Die Zusammenarbeit von OpenAI mit Cerebras, das Chips entwickelt hat, die die Inferenzkosten erheblich senken, wird als Schlüsselfaktor angesehen. Die Chips von Cerebras nutzen SRAM-Speicher, im Gegensatz zu dem hochbandbreitigen DRAM, das von Unternehmen wie Micron, SK Hynix und Samsung produziert wird.
Dieser Wandel könnte den Markt für Speicherchips stören und Unternehmen schaden, die auf DRAM angewiesen sind.
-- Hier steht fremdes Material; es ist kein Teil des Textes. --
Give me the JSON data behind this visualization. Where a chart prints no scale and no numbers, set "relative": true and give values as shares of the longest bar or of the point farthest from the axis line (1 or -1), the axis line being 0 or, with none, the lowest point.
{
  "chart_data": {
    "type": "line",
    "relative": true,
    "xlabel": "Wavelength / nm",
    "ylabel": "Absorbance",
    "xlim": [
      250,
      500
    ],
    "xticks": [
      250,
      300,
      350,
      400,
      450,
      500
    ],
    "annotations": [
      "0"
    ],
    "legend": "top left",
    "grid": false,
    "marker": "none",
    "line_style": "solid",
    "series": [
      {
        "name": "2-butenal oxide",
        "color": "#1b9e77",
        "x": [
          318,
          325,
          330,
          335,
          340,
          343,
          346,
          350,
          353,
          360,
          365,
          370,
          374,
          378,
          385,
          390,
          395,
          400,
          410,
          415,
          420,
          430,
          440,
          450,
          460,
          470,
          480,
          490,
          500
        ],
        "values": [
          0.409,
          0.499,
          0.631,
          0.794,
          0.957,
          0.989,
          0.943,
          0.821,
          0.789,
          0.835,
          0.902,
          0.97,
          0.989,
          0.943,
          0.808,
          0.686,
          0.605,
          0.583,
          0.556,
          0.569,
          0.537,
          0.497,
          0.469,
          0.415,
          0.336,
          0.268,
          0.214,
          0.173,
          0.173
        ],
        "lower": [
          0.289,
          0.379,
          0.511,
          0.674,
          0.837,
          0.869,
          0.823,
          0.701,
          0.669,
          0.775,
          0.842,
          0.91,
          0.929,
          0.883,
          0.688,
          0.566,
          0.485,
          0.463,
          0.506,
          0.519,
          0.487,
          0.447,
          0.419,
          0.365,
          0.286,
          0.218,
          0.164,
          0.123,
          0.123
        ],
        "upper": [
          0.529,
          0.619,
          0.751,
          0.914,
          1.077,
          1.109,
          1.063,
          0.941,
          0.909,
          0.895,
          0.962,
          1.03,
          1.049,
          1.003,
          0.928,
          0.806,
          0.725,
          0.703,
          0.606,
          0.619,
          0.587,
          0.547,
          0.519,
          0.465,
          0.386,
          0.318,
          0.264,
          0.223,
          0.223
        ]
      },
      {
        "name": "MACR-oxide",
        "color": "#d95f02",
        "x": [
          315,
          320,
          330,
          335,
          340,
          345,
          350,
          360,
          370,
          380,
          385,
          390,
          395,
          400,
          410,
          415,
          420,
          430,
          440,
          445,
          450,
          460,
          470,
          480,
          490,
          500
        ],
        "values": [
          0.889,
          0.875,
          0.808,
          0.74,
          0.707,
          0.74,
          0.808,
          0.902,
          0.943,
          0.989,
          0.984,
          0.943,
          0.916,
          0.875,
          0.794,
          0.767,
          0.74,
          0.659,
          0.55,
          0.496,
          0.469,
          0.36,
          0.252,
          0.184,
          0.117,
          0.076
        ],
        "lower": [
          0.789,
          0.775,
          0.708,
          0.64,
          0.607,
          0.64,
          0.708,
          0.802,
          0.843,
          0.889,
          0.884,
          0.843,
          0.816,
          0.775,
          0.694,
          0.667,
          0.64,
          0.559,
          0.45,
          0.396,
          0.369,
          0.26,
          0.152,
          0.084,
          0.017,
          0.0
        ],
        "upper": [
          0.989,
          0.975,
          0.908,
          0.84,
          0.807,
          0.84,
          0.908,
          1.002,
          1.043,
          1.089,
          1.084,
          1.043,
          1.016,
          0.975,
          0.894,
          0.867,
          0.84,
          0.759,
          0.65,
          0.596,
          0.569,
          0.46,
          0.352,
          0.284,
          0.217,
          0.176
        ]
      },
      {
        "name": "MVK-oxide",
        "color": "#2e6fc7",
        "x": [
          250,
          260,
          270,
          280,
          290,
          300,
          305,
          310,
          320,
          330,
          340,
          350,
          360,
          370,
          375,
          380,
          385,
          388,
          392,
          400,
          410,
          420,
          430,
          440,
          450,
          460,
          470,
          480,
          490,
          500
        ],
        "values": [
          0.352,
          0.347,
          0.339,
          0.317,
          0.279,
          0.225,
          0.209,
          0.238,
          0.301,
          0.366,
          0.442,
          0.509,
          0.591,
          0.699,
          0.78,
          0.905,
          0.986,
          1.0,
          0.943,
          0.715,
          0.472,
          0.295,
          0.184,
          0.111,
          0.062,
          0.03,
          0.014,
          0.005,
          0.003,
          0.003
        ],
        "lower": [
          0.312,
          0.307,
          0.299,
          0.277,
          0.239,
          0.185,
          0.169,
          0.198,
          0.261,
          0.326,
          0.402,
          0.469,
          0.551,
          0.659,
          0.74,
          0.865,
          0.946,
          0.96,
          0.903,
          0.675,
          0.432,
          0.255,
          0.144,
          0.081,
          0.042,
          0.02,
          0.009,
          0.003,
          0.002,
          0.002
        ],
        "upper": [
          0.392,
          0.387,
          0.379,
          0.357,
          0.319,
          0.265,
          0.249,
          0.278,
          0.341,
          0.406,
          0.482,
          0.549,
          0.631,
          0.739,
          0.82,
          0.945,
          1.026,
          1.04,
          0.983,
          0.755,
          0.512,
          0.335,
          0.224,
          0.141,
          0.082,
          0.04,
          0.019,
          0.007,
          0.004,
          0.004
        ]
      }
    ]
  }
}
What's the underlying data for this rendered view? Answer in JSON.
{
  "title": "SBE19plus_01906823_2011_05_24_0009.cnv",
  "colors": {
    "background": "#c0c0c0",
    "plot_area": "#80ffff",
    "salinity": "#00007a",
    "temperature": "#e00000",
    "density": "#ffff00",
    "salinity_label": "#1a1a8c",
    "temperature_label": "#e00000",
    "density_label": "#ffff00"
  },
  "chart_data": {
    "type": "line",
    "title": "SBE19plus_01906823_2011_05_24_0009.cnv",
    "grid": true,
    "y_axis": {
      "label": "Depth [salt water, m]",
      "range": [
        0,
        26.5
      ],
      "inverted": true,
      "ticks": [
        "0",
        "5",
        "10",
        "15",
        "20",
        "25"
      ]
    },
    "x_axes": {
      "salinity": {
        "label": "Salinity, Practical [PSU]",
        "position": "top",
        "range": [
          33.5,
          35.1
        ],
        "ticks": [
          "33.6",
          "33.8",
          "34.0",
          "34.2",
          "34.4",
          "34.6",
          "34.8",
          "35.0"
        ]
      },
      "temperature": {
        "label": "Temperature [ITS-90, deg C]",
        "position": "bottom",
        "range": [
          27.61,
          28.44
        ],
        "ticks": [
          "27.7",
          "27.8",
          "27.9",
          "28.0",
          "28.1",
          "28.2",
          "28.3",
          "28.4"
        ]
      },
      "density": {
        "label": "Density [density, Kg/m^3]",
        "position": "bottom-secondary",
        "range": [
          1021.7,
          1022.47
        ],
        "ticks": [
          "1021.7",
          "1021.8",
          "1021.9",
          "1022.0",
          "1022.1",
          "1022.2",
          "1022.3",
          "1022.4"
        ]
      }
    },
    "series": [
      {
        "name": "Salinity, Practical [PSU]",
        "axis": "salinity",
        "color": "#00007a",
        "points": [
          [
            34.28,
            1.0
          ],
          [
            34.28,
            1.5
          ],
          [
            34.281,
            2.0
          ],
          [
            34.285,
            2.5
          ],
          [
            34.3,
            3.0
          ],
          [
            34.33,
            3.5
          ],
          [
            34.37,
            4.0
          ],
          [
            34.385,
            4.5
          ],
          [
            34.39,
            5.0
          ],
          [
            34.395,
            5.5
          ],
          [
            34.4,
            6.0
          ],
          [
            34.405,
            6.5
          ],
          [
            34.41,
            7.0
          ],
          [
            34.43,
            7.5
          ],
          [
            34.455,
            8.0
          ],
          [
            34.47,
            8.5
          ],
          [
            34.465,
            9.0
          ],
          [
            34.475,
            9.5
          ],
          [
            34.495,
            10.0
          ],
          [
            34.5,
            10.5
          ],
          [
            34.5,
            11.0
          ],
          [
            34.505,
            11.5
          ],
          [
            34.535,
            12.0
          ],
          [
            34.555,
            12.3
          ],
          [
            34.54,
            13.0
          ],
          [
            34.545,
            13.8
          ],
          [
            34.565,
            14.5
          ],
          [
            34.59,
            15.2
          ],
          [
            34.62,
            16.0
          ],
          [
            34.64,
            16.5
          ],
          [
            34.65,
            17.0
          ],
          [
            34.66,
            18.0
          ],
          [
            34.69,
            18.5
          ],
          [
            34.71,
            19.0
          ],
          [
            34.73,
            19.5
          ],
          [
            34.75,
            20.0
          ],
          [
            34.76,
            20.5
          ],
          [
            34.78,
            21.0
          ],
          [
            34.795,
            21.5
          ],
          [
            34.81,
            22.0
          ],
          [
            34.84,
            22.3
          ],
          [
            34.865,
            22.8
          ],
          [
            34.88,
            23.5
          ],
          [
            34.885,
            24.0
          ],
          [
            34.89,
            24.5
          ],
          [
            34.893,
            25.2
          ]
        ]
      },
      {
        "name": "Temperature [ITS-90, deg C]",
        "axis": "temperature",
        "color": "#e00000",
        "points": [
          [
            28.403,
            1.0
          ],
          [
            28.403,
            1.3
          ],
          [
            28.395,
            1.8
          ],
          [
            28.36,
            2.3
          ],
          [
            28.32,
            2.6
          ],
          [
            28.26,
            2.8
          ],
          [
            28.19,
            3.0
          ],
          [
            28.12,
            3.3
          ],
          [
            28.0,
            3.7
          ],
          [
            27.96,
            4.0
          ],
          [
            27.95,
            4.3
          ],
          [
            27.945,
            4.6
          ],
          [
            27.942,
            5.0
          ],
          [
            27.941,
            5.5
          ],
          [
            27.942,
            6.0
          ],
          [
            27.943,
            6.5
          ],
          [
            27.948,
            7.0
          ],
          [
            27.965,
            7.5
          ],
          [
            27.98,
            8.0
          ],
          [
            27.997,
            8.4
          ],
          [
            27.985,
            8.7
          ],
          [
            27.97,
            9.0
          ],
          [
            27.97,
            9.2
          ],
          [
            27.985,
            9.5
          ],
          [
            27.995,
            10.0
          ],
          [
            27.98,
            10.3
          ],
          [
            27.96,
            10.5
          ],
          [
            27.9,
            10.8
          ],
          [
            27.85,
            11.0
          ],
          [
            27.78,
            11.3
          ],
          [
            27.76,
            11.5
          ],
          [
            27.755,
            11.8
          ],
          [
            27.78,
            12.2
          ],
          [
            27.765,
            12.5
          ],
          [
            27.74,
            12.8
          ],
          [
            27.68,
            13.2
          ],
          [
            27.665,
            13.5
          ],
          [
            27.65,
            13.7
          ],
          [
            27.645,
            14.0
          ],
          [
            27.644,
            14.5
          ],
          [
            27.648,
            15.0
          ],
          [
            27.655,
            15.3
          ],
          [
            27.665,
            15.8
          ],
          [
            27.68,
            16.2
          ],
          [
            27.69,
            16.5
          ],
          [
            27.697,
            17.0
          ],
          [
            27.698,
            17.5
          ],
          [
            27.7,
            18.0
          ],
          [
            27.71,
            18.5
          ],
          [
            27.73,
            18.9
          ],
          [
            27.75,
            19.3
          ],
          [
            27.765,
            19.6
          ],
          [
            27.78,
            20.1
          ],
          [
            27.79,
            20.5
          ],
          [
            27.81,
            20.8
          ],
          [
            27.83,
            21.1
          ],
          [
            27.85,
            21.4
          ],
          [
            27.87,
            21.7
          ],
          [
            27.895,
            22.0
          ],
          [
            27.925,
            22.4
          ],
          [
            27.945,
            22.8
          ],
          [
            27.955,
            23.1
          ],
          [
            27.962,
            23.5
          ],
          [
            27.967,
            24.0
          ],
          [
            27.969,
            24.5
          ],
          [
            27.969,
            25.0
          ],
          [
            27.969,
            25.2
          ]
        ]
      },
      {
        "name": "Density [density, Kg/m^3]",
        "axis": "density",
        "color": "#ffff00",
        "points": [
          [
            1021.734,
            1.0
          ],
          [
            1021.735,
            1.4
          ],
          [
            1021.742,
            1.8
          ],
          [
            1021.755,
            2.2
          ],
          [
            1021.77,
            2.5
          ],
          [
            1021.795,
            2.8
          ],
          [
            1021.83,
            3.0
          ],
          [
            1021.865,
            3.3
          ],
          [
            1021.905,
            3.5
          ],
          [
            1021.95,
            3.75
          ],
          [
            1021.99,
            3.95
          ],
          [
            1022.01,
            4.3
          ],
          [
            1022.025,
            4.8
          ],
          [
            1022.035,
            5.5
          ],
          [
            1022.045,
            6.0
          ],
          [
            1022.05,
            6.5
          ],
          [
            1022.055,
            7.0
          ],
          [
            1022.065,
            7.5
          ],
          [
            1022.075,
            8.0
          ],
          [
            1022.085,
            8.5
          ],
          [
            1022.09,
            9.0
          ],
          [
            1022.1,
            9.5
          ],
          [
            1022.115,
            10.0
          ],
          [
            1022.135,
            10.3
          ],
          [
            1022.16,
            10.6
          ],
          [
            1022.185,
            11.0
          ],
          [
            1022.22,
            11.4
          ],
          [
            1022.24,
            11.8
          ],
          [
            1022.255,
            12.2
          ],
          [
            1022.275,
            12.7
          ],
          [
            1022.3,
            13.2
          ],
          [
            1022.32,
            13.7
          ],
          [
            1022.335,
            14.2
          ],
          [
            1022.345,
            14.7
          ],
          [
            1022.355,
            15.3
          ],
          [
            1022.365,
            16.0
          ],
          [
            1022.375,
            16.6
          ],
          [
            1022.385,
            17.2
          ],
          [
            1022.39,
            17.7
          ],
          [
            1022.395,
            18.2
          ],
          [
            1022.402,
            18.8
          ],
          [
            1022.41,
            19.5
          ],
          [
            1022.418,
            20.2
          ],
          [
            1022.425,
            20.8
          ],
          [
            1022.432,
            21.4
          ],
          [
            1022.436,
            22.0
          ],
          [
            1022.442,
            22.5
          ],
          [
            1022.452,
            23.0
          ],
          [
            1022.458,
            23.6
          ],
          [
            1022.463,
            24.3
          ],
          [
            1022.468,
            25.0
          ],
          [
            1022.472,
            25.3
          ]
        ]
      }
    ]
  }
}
Trotz eines Anstiegs der Meta-Aktien um 9 % in Erwartung neuer Einnahmen aus Cloud-Diensten äußern einige Analysten, darunter Doug Anmuth von JP Morgan, Bedenken, dass Meta möglicherweise Chancen verpasst, sein Kerngeschäft im Bereich Werbung durch KI zu verbessern.
Anmuth schlägt vor, dass sich Meta darauf konzentrieren sollte, KI-Produkte für seine große Nutzerbasis zu entwickeln, anstatt Cloud-Dienste zu verkaufen.
Insgesamt scheinen die Cloud-Pläne von Meta zwar bedeutend zu sein, der unmittelbare Einfluss auf die Aktien von Chips scheint jedoch enger mit Fortschritten in der KI-Technologie und dem sich entwickelnden Landschaft der Chiparchitektur verbunden zu sein.